I love to crochet in the round.  Maybe it is because I’m always going in circles anyway.  


I have spent many an hour figuring out how to translate a favorite stitch pattern into a design that can be worked in the round.  Whether it is a tube, mobius, or some adaptation of the granny square, I love going in circles  (or sometimes spirals and squares). 

There is a sculptural quality that can be harnessed in crocheting in the round.
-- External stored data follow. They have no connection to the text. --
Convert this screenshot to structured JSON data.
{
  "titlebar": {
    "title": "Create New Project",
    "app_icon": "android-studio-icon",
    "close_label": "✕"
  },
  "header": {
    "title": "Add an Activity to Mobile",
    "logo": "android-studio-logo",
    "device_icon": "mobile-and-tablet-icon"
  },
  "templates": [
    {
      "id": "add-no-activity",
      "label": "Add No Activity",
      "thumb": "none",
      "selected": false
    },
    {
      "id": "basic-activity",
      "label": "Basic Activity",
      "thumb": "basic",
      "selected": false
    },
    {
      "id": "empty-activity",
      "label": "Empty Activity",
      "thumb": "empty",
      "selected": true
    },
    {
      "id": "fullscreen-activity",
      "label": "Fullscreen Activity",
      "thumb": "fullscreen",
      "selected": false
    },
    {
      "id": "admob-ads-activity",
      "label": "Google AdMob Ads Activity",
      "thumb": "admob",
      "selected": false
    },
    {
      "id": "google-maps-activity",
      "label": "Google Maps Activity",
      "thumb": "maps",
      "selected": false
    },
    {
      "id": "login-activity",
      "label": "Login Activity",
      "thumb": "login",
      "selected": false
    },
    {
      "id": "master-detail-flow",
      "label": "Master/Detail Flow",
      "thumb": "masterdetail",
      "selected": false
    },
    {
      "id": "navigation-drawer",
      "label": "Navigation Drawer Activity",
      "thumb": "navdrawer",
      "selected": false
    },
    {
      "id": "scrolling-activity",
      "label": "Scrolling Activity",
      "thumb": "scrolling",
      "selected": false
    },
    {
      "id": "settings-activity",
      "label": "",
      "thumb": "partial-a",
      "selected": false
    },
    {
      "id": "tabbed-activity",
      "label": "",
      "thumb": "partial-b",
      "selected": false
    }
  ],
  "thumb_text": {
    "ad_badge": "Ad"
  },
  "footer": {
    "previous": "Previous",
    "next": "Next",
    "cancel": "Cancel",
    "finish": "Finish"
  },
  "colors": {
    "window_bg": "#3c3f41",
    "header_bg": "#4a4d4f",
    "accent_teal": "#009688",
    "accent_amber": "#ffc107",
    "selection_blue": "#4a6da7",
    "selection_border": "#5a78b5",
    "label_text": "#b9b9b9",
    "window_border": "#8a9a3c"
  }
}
And  working in the round can change the appearance of stitches in ways that I find texturally interesting.  This technique allows me to make adorable amigurumis, warm hats, various and sturdy bags, or drapey and luxurious wraps and sweaters.  


Other things I love about working in the round…  

Eliminating seaming: This has to be my top reason for working in the round.  I have always found seaming crocheted (or knit) fabric by hand to be the most tedious of tasks.  I can do it, can even do a lovely job of it, but I just hate it.  So I often chose to work in the round (and design in the round) to be rid of this task.  

Unique opportunities for pretty edgings: I find the edgings to look much cleaner when one doesn’t have to work into sides of rows.  

A fondness for the tops of stitches: Admit it, don’t you think the tops of stitches look so much prettier than the sides?  Not only do you get a beautiful finish to all edges of your project, you are always working into the tops of stitches or the chain spaces between stitches.  It’s all nice and orderly…which appeals greatly to my inner math geek.  

An economy of Yarn:  When one is winging it creating your own design from a stitch pattern in your favorite dictionary or just doodling with the yarn…it’s very nice to be able to pick an easy stopping point.  I have made many a baby blanket as a gift by grabbing a few skeins of appropriate yarn from the stash and working a round or square flat pattern until I ran out of yarn.  None of my recipients have complained so far.  

The joy of starting small: I’m not that fond of working a lengthy foundation chain to begin a project.  So working in the round generally means I can start small and allow the increases in the stitch pattern to make the item grow to a usable size.  A recent example of this is my Flat Fuzzy Friend pattern in the Summer issue of Crochet Uncut.  Each piece for that pattern starts with chain 2 work in 2nd chain from hook, as small a start as you can get.  

Flat Fuzzy Friend

When working in the round your best friends are stitch markers.  They come in very handy for marking your increase points or at least the end of each round (particularly helpful when working in spiral rounds).  I also like them for helping me to locate the stitch for corners in square shapes.  

Some of my Favorite Stitch Markers

Generally, when doing flat circles in the round there are increase rules that help you keep the circle from cupping or ruffling.  Typical rule of thumb is you increase by the same number of stitches as are in your first round.  For single crochet that is 6, half-double 8, double 12 (US Terminology).   

Another tip to keep in mind when working a flat shape in crochet if your stitches are starting to lean to the right you need an increase.  This is especially helpful if you are mixing up the height of stitches you are using. 

Hopefully these tips will help you feel comfortable crocheting in the round as well.  It isn’t hard once you get the hang of it and you may find working in the round will become your favorite way to crochet too.